In the eighth, Brandon Crawford singled and Ian Kinsler slammed a double to left-center field. Crawford reached third base, only the third U.S. baserunner to do so. Adam Jones hit a two-hopper to Japan’s third baseman, Nobuhiro Matsuda. Crawford broke to the plate on contact. Even a decent throw and he was out by 15 feet. Instead, Matsuda dropped the grounder. It fell in front of him. Crawford scored. The U.S. led, 2-1.
Mark Melancon, the San Francisco Giants’ new closer and a fresh addition to manager Jim Leyland’s bullpen, got two out in the bottom of the eighth, but also left two runners for Neshek. When the count was 1-and-2, Neshek threw that changeup, the one he likes against lefties, and Tsutsugoh pulled it in the air.

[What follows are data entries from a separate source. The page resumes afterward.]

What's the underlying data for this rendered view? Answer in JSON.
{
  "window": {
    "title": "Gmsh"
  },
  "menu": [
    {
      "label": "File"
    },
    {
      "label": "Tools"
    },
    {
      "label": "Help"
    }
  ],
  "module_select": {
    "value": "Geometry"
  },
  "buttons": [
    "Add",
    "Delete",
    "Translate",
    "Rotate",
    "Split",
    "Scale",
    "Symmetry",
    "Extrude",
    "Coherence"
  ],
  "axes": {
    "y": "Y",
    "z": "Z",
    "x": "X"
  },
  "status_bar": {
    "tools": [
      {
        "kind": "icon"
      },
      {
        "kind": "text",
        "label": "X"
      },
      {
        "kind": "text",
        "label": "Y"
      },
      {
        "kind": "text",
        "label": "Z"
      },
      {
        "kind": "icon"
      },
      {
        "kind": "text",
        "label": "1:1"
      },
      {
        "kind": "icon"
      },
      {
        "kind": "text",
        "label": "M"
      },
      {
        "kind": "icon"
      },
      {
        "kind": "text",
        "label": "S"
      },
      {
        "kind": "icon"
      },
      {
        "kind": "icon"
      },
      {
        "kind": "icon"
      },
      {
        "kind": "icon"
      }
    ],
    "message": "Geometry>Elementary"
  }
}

The music played. The crowd gasped.
“I really wasn’t worried,” Neshek said. “Then I saw people behind the plate stand up. I was like, ‘Wha…?'”
Tsutsugoh had put a good swing on a pitch he’d not seen before, against a pitcher he’d not seen before. But the ball had crept a few inches toward his hands, enough to take the sting off. McCutchen caught that ball in the middle of right field. Then he cast it over his head, backward, into the bleachers. In the dugout, Neshek caught Posey’s eye. He smiled. He raised his eyebrows.
“Yeah, yeah,” Neshek said, “it’s fun. We win tomorrow, it’s gonna be crazy.”